GNMI input in Telegraf
After setting up the gnmi input. We will set up the Starlark processor. This is required due to the (XML API) output being in format that cannot directly be processed to InfluxDB.
# Starlark processor
[[processors.starlark]]
script = "/etc/telegraf/parse_gc_json.star"
# Apply this processor only to gnmi_globalcounters
namepass = ["gnmi_globalcounters"]
Starlark processor in Telegraf
We also need to set up the Starlark script (parse_gc_json.star). This will parse the data from the gnmi plugin output and output proper InfluxDB metrics.
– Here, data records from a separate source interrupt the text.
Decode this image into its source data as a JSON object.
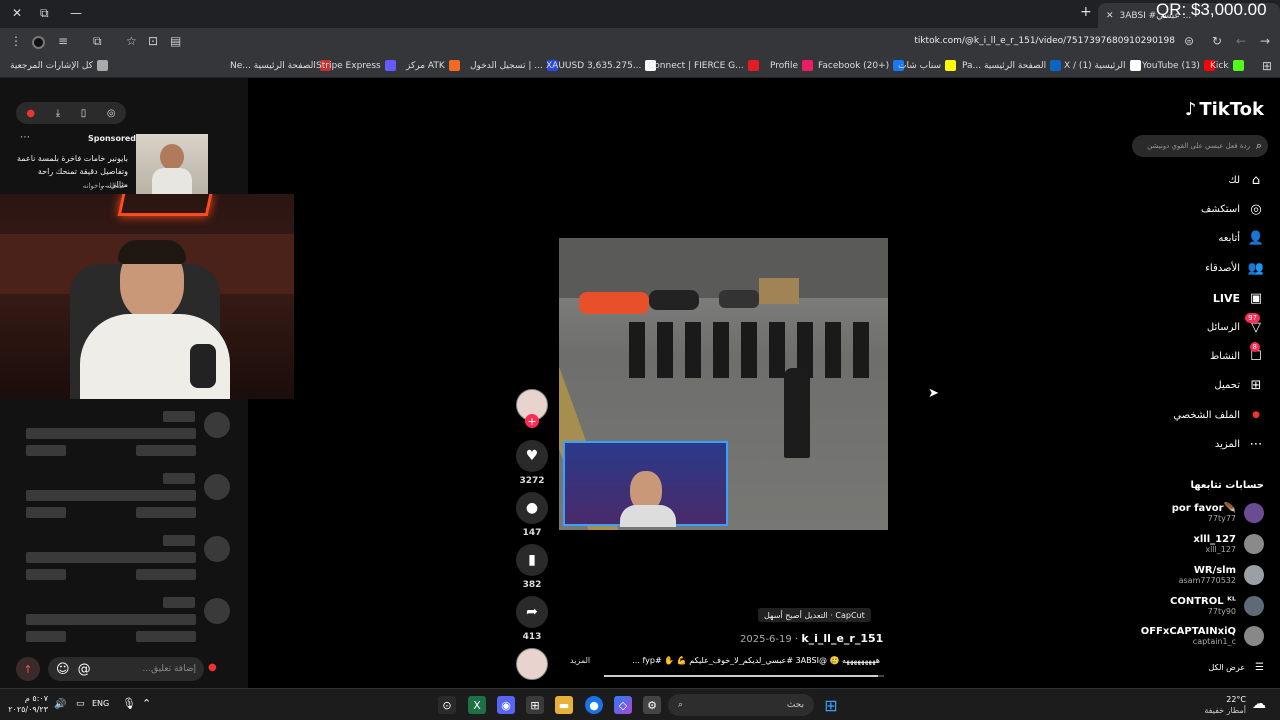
{
  "overlay": {
    "qr_text": "QR: $3,000.00"
  },
  "browser": {
    "url": "tiktok.com/@k_i_ll_e_r_151/video/7517397680910290198",
    "tab_title": "3ABSI #عبسي ...",
    "new_tab_icon": "+",
    "bookmarks": [
      {
        "label": "كل الإشارات المرجعية",
        "color": "#aaaaaa"
      },
      {
        "label": "Ne... الصفحة الرئيسية",
        "color": "#c4302b"
      },
      {
        "label": "Stripe Express",
        "color": "#635bff"
      },
      {
        "label": "مركز ATK",
        "color": "#f26b21"
      },
      {
        "label": "تسجيل الدخول | ...",
        "color": "#2a4bd7"
      },
      {
        "label": "XAUUSD 3,635.275...",
        "color": "#ffffff"
      },
      {
        "label": "Connect | FIERCE G...",
        "color": "#e31b23"
      },
      {
        "label": "Profile",
        "color": "#e91e63"
      },
      {
        "label": "Facebook (20+)",
        "color": "#1877f2"
      },
      {
        "label": "سناب شات",
        "color": "#fffc00"
      },
      {
        "label": "Pa... الصفحة الرئيسية",
        "color": "#0a66c2"
      },
      {
        "label": "X / الرئيسية (1)",
        "color": "#ffffff"
      },
      {
        "label": "YouTube (13)",
        "color": "#ff0000"
      },
      {
        "label": "Kick",
        "color": "#53fc18"
      }
    ]
  },
  "left_panel": {
    "sponsored_label": "Sponsored",
    "ad_text": "بايونير خامات فاخرة بلمسة ناعمة وتفاصيل دقيقة تمنحك راحة مثالي...",
    "ad_brand": "عبدالله واخوانه",
    "comment_placeholder": "إضافة تعليق...",
    "mention_icon": "@"
  },
  "tiktok": {
    "logo": "TikTok",
    "search_placeholder": "ردة فعل عبسي على القوي دونيشن",
    "nav": [
      {
        "label": "لك",
        "icon": "home-icon",
        "glyph": "⌂"
      },
      {
        "label": "استكشف",
        "icon": "compass-icon",
        "glyph": "◎"
      },
      {
        "label": "أتابعه",
        "icon": "following-icon",
        "glyph": "👤"
      },
      {
        "label": "الأصدقاء",
        "icon": "friends-icon",
        "glyph": "👥"
      },
      {
        "label": "LIVE",
        "icon": "live-icon",
        "glyph": "▣"
      },
      {
        "label": "الرسائل",
        "icon": "messages-icon",
        "glyph": "▽",
        "badge": "97"
      },
      {
        "label": "النشاط",
        "icon": "activity-icon",
        "glyph": "☐",
        "badge": "8"
      },
      {
        "label": "تحميل",
        "icon": "upload-icon",
        "glyph": "⊞"
      },
      {
        "label": "الملف الشخصي",
        "icon": "profile-icon",
        "glyph": "●"
      },
      {
        "label": "المزيد",
        "icon": "more-icon",
        "glyph": "⋯"
      }
    ],
    "following_title": "حسابات تتابعها",
    "following": [
      {
        "name": "por favor🪶",
        "handle": "77ty77",
        "color": "#6a4c93"
      },
      {
        "name": "xlll_127",
        "handle": "xlll_127",
        "color": "#8a8a8a"
      },
      {
        "name": "WR/slm",
        "handle": "asam7770532",
        "color": "#9aa0a6"
      },
      {
        "name": "CONTROL ᴷᴸ",
        "handle": "77ty90",
        "color": "#5f6a78"
      },
      {
        "name": "OFFxCAPTAINxiQ",
        "handle": "captain1_c",
        "color": "#888888"
      }
    ],
    "see_all": "عرض الكل",
    "actions": [
      {
        "icon": "heart-icon",
        "glyph": "♥",
        "count": "3272"
      },
      {
        "icon": "comment-icon",
        "glyph": "●",
        "count": "147"
      },
      {
        "icon": "bookmark-icon",
        "glyph": "▮",
        "count": "382"
      },
      {
        "icon": "share-icon",
        "glyph": "➦",
        "count": "413"
      }
    ],
    "capcut_label": "CapCut · التعديل أصبح أسهل",
    "author": "k_i_ll_e_r_151",
    "date": "2025-6-19",
    "caption": "هههههههههه 🥲 @3ABSI #عبسي_لديكم_لا_خوف_عليكم 💪 ✋ #fyp ...",
    "more_label": "المزيد"
  },
  "taskbar": {
    "time": "٥:٠٧ م",
    "date": "٢٠٢٥/٠٩/٢٣",
    "lang": "ENG",
    "search_placeholder": "بحث",
    "weather_temp": "22°C",
    "weather_desc": "أمطار خفيفة"
  }
}
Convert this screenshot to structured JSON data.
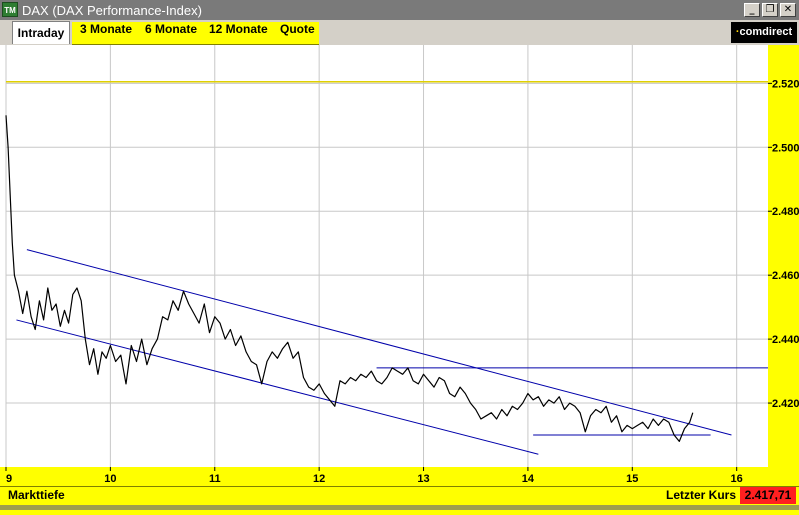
{
  "window": {
    "title": "DAX (DAX Performance-Index)",
    "app_icon_label": "TM",
    "buttons": {
      "minimize": "_",
      "restore": "❐",
      "close": "✕"
    }
  },
  "tabs": {
    "active": "Intraday",
    "items": [
      "3 Monate",
      "6 Monate",
      "12 Monate",
      "Quote"
    ]
  },
  "brand": {
    "logo_text": "comdirect"
  },
  "colors": {
    "yellow": "#ffff00",
    "price_line": "#000000",
    "trend_lines": "#0000aa",
    "reference_line": "#e0d000",
    "grid": "#c8c8c8",
    "last_price_bg": "#ff2020"
  },
  "status": {
    "left_label": "Markttiefe",
    "last_price_label": "Letzter Kurs",
    "last_price_value": "2.417,71"
  },
  "chart_data": {
    "type": "line",
    "x_ticks": [
      "9",
      "10",
      "11",
      "12",
      "13",
      "14",
      "15",
      "16"
    ],
    "y_ticks": [
      "2.420",
      "2.440",
      "2.460",
      "2.480",
      "2.500",
      "2.520"
    ],
    "xlim": [
      9.0,
      16.3
    ],
    "ylim": [
      2400,
      2532
    ],
    "grid": true,
    "reference_line": 2520.5,
    "series": [
      {
        "points": [
          [
            9.0,
            2510
          ],
          [
            9.02,
            2500
          ],
          [
            9.04,
            2485
          ],
          [
            9.06,
            2470
          ],
          [
            9.08,
            2460
          ],
          [
            9.12,
            2455
          ],
          [
            9.16,
            2448
          ],
          [
            9.2,
            2455
          ],
          [
            9.24,
            2447
          ],
          [
            9.28,
            2443
          ],
          [
            9.32,
            2452
          ],
          [
            9.36,
            2446
          ],
          [
            9.4,
            2456
          ],
          [
            9.44,
            2449
          ],
          [
            9.48,
            2451
          ],
          [
            9.52,
            2444
          ],
          [
            9.56,
            2449
          ],
          [
            9.6,
            2445
          ],
          [
            9.64,
            2454
          ],
          [
            9.68,
            2456
          ],
          [
            9.72,
            2452
          ],
          [
            9.76,
            2440
          ],
          [
            9.8,
            2432
          ],
          [
            9.84,
            2437
          ],
          [
            9.88,
            2429
          ],
          [
            9.92,
            2436
          ],
          [
            9.96,
            2434
          ],
          [
            10.0,
            2438
          ],
          [
            10.05,
            2433
          ],
          [
            10.1,
            2435
          ],
          [
            10.15,
            2426
          ],
          [
            10.2,
            2438
          ],
          [
            10.25,
            2433
          ],
          [
            10.3,
            2440
          ],
          [
            10.35,
            2432
          ],
          [
            10.4,
            2437
          ],
          [
            10.45,
            2440
          ],
          [
            10.5,
            2447
          ],
          [
            10.55,
            2446
          ],
          [
            10.6,
            2452
          ],
          [
            10.65,
            2449
          ],
          [
            10.7,
            2455
          ],
          [
            10.75,
            2451
          ],
          [
            10.8,
            2448
          ],
          [
            10.85,
            2445
          ],
          [
            10.9,
            2451
          ],
          [
            10.95,
            2442
          ],
          [
            11.0,
            2447
          ],
          [
            11.05,
            2445
          ],
          [
            11.1,
            2440
          ],
          [
            11.15,
            2443
          ],
          [
            11.2,
            2438
          ],
          [
            11.25,
            2441
          ],
          [
            11.3,
            2436
          ],
          [
            11.35,
            2433
          ],
          [
            11.4,
            2432
          ],
          [
            11.45,
            2426
          ],
          [
            11.5,
            2433
          ],
          [
            11.55,
            2436
          ],
          [
            11.6,
            2434
          ],
          [
            11.65,
            2437
          ],
          [
            11.7,
            2439
          ],
          [
            11.75,
            2434
          ],
          [
            11.8,
            2436
          ],
          [
            11.85,
            2428
          ],
          [
            11.9,
            2425
          ],
          [
            11.95,
            2424
          ],
          [
            12.0,
            2426
          ],
          [
            12.05,
            2423
          ],
          [
            12.1,
            2421
          ],
          [
            12.15,
            2419
          ],
          [
            12.2,
            2427
          ],
          [
            12.25,
            2426
          ],
          [
            12.3,
            2428
          ],
          [
            12.35,
            2427
          ],
          [
            12.4,
            2429
          ],
          [
            12.45,
            2428
          ],
          [
            12.5,
            2430
          ],
          [
            12.55,
            2427
          ],
          [
            12.6,
            2426
          ],
          [
            12.65,
            2428
          ],
          [
            12.7,
            2431
          ],
          [
            12.75,
            2430
          ],
          [
            12.8,
            2429
          ],
          [
            12.85,
            2431
          ],
          [
            12.9,
            2427
          ],
          [
            12.95,
            2426
          ],
          [
            13.0,
            2429
          ],
          [
            13.05,
            2427
          ],
          [
            13.1,
            2425
          ],
          [
            13.15,
            2428
          ],
          [
            13.2,
            2427
          ],
          [
            13.25,
            2423
          ],
          [
            13.3,
            2422
          ],
          [
            13.35,
            2425
          ],
          [
            13.4,
            2423
          ],
          [
            13.45,
            2420
          ],
          [
            13.5,
            2418
          ],
          [
            13.55,
            2415
          ],
          [
            13.6,
            2416
          ],
          [
            13.65,
            2417
          ],
          [
            13.7,
            2415
          ],
          [
            13.75,
            2418
          ],
          [
            13.8,
            2416
          ],
          [
            13.85,
            2419
          ],
          [
            13.9,
            2418
          ],
          [
            13.95,
            2420
          ],
          [
            14.0,
            2423
          ],
          [
            14.05,
            2421
          ],
          [
            14.1,
            2422
          ],
          [
            14.15,
            2419
          ],
          [
            14.2,
            2421
          ],
          [
            14.25,
            2420
          ],
          [
            14.3,
            2422
          ],
          [
            14.35,
            2418
          ],
          [
            14.4,
            2420
          ],
          [
            14.45,
            2419
          ],
          [
            14.5,
            2417
          ],
          [
            14.55,
            2411
          ],
          [
            14.6,
            2416
          ],
          [
            14.65,
            2418
          ],
          [
            14.7,
            2417
          ],
          [
            14.75,
            2419
          ],
          [
            14.8,
            2414
          ],
          [
            14.85,
            2416
          ],
          [
            14.9,
            2411
          ],
          [
            14.95,
            2413
          ],
          [
            15.0,
            2412
          ],
          [
            15.05,
            2413
          ],
          [
            15.1,
            2414
          ],
          [
            15.15,
            2412
          ],
          [
            15.2,
            2415
          ],
          [
            15.25,
            2413
          ],
          [
            15.3,
            2415
          ],
          [
            15.35,
            2414
          ],
          [
            15.4,
            2410
          ],
          [
            15.45,
            2408
          ],
          [
            15.5,
            2412
          ],
          [
            15.55,
            2414
          ],
          [
            15.58,
            2417
          ]
        ]
      }
    ],
    "trend_lines": [
      {
        "from": [
          9.2,
          2468
        ],
        "to": [
          15.95,
          2410
        ]
      },
      {
        "from": [
          9.1,
          2446
        ],
        "to": [
          14.1,
          2404
        ]
      },
      {
        "from": [
          12.55,
          2431
        ],
        "to": [
          16.3,
          2431
        ]
      },
      {
        "from": [
          14.05,
          2410
        ],
        "to": [
          15.75,
          2410
        ]
      }
    ]
  }
}
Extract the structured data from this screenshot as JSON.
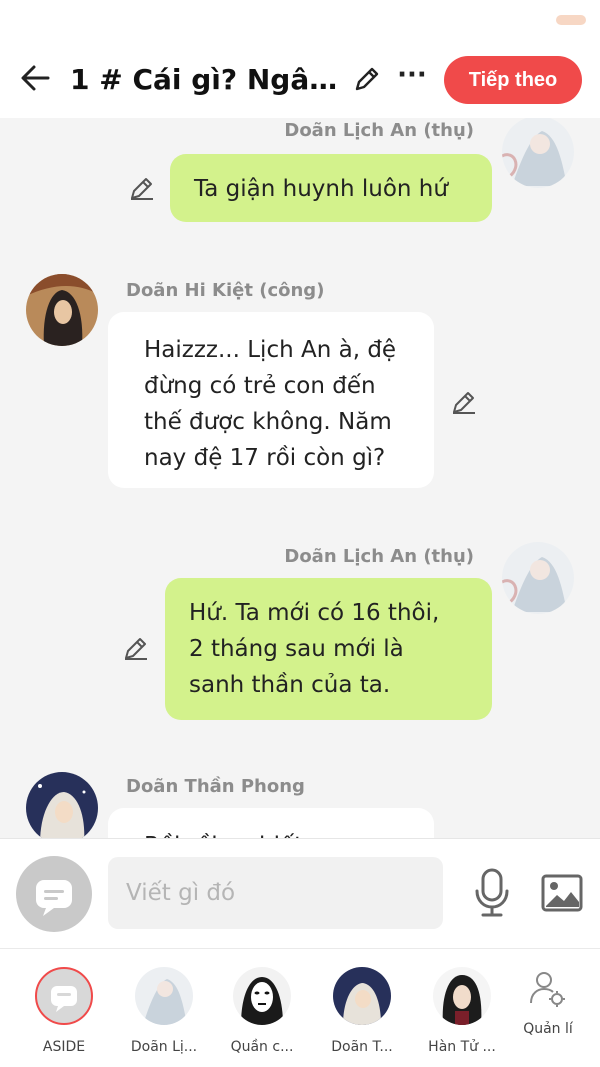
{
  "header": {
    "title": "1 # Cái gì? Ngâ...",
    "next_label": "Tiếp theo",
    "more_label": "···"
  },
  "messages": [
    {
      "sender": "Doãn Lịch An (thụ)",
      "side": "right",
      "text": "Ta giận huynh luôn hứ"
    },
    {
      "sender": "Doãn Hi Kiệt (công)",
      "side": "left",
      "lines": [
        "Haizzz... Lịch An à, đệ",
        "đừng có trẻ con đến",
        "thế được không. Năm",
        "nay đệ 17 rồi còn gì?"
      ]
    },
    {
      "sender": "Doãn Lịch An (thụ)",
      "side": "right",
      "lines": [
        "Hứ. Ta mới có 16 thôi,",
        "2 tháng sau mới là",
        "sanh thần của ta."
      ]
    },
    {
      "sender": "Doãn Thần Phong",
      "side": "left",
      "text": "Rồi rồi ca biết"
    }
  ],
  "composer": {
    "placeholder": "Viết gì đó"
  },
  "characters": [
    {
      "label": "ASIDE"
    },
    {
      "label": "Doãn Lị..."
    },
    {
      "label": "Quần c..."
    },
    {
      "label": "Doãn T..."
    },
    {
      "label": "Hàn Tử ..."
    },
    {
      "label": "Quản lí"
    }
  ],
  "colors": {
    "accent": "#f04a4a",
    "right_bubble": "#d3f28c",
    "left_bubble": "#ffffff",
    "background": "#f4f4f4"
  }
}
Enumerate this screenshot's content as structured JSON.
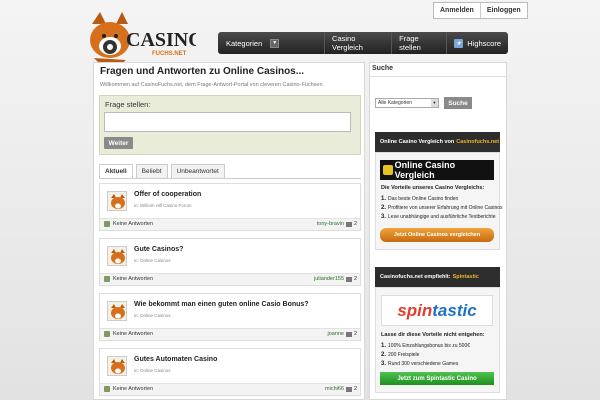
{
  "header": {
    "logo_text": "CASINO",
    "logo_sub": "FUCHS.NET",
    "auth": {
      "login": "Anmelden",
      "register": "Einloggen"
    },
    "nav": {
      "category": "Kategorien",
      "links": [
        "Casino Vergleich",
        "Frage stellen",
        "Highscore"
      ]
    }
  },
  "main": {
    "title": "Fragen und Antworten zu Online Casinos...",
    "subtitle": "Willkommen auf CasinoFuchs.net, dem Frage-Antwort-Portal von cleveren Casino-Füchsen.",
    "ask_label": "Frage stellen:",
    "ask_button": "Weiter",
    "tabs": [
      "Aktuell",
      "Beliebt",
      "Unbeantwortet"
    ],
    "questions": [
      {
        "title": "Offer of cooperation",
        "category": "in: William Hill Casino Forum",
        "answers": "Keine Antworten",
        "user": "tony-bravin",
        "count": "2"
      },
      {
        "title": "Gute Casinos?",
        "category": "in: Online Casinos",
        "answers": "Keine Antworten",
        "user": "juliander155",
        "count": "2"
      },
      {
        "title": "Wie bekommt man einen guten online Casio Bonus?",
        "category": "in: Online Casinos",
        "answers": "Keine Antworten",
        "user": "joanne",
        "count": "2"
      },
      {
        "title": "Gutes Automaten Casino",
        "category": "in: Online Casinos",
        "answers": "Keine Antworten",
        "user": "michi66",
        "count": "2"
      }
    ]
  },
  "sidebar": {
    "search_heading": "Suche",
    "category_select": "Alle Kategorien",
    "search_button": "Suche",
    "promo1": {
      "head": "Online Casino Vergleich von",
      "head_hl": "Casinofuchs.net",
      "banner": "Online Casino Vergleich",
      "intro": "Die Vorteile unseres Casino Vergleichs:",
      "items": [
        "Das beste Online Casino finden",
        "Profitiere von unserer Erfahrung mit Online Casinos",
        "Lese unabhängige und ausführliche Testberichte"
      ],
      "button": "Jetzt Online Casinos vergleichen"
    },
    "promo2": {
      "head": "Casinofuchs.net empfiehlt:",
      "head_hl": "Spintastic",
      "brand_a": "spin",
      "brand_b": "tastic",
      "intro": "Lasse dir diese Vorteile nicht entgehen:",
      "items": [
        "100% Einzahlungsbonus bis zu 500€",
        "200 Freispiele",
        "Rund 300 verschiedene Games"
      ],
      "button": "Jetzt zum Spintastic Casino"
    }
  },
  "colors": {
    "accent_orange": "#e07a17",
    "accent_green": "#2ea32e",
    "nav_dark": "#2b2b2b"
  }
}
# Load the necessary extensions (json for parsing the JSON data and time to create necessary timestamps)
load("json.star", "json")
load("time.star", "time")
def apply(metric):
# We set one timestamp (now) to output all metrics with the same timestamp
current_timestamp = time.now().unix_nano
# Access the message field from the metric
json_str = metric.fields.get("message", "")
# Decode the message field to proper JSON
parsed = json.decode(json_str)
# Set up new array to save the processed data
metrics = []
# Set counters variable as the global counters entry array (we will loop through all the Global Counter entries)
counters = parsed["response"]["result"]["global"]["counters"]["entry"]
# Loop through the counter array
for counter in counters:
# Set up new metric name
new_metric = Metric("globalcounters_oc_xmlapi")
# Gather data that you want from the Global Counters. In this case I'm getting the counter value, name and severity. I will also set the metric timestamp as the current time (set as a variable in the beginning)
new_metric.fields["value"] = int(counter["value"])
new_metric.tags["name"] = counter["name"]
new_metric.tags["severity"] = counter["severity"]
new_metric.time = int(current_timestamp)
# Append the new parsed metric into the new metrics array
metrics.append(new_metric)
# Return the new metrics array to Telegraf
return metrics
Starlark script (parse_gc_json.star) for parsing the Global Counter data
Next we will set up InfluxDB output plugin to send the processed metrics to InfluxDB. You can also use temporary file to test and debug the output before sending it to the database.
# InfluxDB v2 output
[[outputs.influxdb_v2]]
urls = ["http://influxdb:8086"]
token = "TOKEN"
organization = "ORG"
bucket = "BUCKET"
# If you have multiple inputs (like I do), filter this InfluxDB output to only contain the processed data by Starlark. Be sure to use the correct name (new metric name set in Starlark) to correctly match the namepass filter.
namepass = ["globalcounters_oc_xmlapi"]
InfluxDB v2 output in Telegraf
Now when checking in the InfluxDB, you can see the properly parsed data.

Next steps would be graphing the data in Grafana (for example). If needed, you can check my previous posts on how to do this.